DALLAS (CBSDFW.COM) — A Methodist Dallas Medical Center doctor diagnosed a 25-year-old woman suffering from crippling pain with a rare renal condition.

Michelle Griffith was diagnosed with Nutcracker Syndrome, where pressure on the renal vein, which drains the kidneys, is similar to the pressure a nutcracker puts on a walnut.

Michelle Griffith (Credit: Family photo)

Symptoms include blood in the urine and abdominal or flank pain that may be worsened by sitting or walking.

Griffith’s symptoms started when she went away to college at Texas A&M. But her abdominal pain grew to be so severe, it started to interfere with her daily tasks and caused her to lose 40 pounds.

“That was probably the hardest, darkest time of this whole experience,” she said. “It basically felt like what I imagine a heart attack would feel like, but in my abdomen, every single day.”

And after visiting dozens of doctors and taking several diagnostic tests, Griffith still had no answer.

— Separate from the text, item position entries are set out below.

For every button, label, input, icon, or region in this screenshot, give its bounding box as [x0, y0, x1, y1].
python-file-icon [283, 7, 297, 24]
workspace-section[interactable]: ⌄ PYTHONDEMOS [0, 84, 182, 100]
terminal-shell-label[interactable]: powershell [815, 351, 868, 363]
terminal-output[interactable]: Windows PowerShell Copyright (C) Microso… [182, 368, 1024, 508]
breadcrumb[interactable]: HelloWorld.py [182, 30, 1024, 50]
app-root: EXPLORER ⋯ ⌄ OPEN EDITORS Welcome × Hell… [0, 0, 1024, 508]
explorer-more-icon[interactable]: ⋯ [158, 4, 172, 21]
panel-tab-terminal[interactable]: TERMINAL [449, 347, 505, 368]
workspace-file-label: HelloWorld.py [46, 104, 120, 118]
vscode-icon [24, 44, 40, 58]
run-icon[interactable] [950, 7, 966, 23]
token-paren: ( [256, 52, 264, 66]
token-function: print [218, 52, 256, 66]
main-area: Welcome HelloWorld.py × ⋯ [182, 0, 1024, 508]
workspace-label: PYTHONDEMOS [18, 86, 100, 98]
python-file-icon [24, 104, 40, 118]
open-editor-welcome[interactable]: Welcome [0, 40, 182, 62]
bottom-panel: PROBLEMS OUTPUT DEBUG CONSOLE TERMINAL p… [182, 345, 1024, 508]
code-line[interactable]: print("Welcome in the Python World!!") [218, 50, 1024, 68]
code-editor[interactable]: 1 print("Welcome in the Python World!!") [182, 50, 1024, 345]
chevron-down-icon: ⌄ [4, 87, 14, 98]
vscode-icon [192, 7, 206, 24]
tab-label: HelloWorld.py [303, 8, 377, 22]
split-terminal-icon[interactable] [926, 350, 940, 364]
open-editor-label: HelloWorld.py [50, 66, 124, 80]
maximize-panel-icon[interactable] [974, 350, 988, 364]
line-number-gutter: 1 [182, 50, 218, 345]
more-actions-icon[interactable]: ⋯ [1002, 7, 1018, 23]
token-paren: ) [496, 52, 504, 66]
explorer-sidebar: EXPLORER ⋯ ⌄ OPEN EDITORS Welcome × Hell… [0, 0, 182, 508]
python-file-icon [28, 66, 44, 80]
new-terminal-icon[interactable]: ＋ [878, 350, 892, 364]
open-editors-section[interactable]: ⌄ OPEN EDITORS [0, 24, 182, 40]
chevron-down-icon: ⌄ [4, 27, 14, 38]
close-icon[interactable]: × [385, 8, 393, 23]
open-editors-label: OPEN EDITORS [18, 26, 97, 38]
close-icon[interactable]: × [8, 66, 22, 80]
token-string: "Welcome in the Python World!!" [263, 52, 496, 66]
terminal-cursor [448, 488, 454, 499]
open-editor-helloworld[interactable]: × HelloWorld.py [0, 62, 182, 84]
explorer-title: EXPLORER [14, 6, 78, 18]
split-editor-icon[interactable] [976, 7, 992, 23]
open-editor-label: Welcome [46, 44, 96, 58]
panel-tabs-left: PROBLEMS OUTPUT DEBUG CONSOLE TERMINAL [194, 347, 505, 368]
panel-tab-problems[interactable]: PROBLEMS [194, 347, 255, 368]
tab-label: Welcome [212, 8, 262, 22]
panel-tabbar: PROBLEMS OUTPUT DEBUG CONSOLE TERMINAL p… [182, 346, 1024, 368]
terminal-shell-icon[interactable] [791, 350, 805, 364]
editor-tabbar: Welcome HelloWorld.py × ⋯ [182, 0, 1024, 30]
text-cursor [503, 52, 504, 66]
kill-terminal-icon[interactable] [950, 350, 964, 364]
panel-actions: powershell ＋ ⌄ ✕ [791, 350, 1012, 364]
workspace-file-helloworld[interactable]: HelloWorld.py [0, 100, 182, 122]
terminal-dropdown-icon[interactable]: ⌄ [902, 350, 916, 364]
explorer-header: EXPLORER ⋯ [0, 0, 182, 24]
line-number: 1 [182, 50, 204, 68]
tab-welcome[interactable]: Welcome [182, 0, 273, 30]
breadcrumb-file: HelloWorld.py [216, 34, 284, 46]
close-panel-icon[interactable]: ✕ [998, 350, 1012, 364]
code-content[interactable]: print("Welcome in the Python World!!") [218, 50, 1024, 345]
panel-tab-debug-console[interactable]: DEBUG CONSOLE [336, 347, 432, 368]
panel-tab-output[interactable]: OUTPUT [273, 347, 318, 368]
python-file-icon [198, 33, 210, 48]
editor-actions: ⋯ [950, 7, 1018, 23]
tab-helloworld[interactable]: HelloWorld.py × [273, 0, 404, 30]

Her mother Selva said doctors, “just kind of threw their hands up in the air and said, ‘You know, maybe she needs to just go on vacation and eat fruit.'”

But that all changed when Griffith was seen by her 50th doctor, Methodist Dallas’s Surgical Director of Kidney and Pancreas Transplants, Richard Dickerman.

Selva said Dickerman recognized and acknowledged Griffith’s Nutcracker Syndrome and officially diagnosed her April 9.

“Physicians have to be aware of it before they make the diagnosis,” Dickerman said. “The pain is caused by the blockage of blood coming out of the kidneys.”

Alleviating the blockage involves “unhooking” the kidney and moving it to the other side of the body.
Surgeons at Methodist Dallas used a robot — da Vinci — to perform the autotransplant with smaller incisions and a faster recovery time. They are the only team in Texas to perform this procedure.
“Because you have smaller incisions you decrease the risk of hernias, complications and infections,” Methodist Dallas’s Director of the Organ Transplant Program, Alejandro Mejia.
Griffith is six weeks out from surgery and now has two kidneys on the same side. She said she is no longer relying on a walker or wheelchair to get around.
“I feel like finally, I’m able to think of the future again,” Griffith said. “There will always be someone who can help, and they deserve to find that person. I found my person.”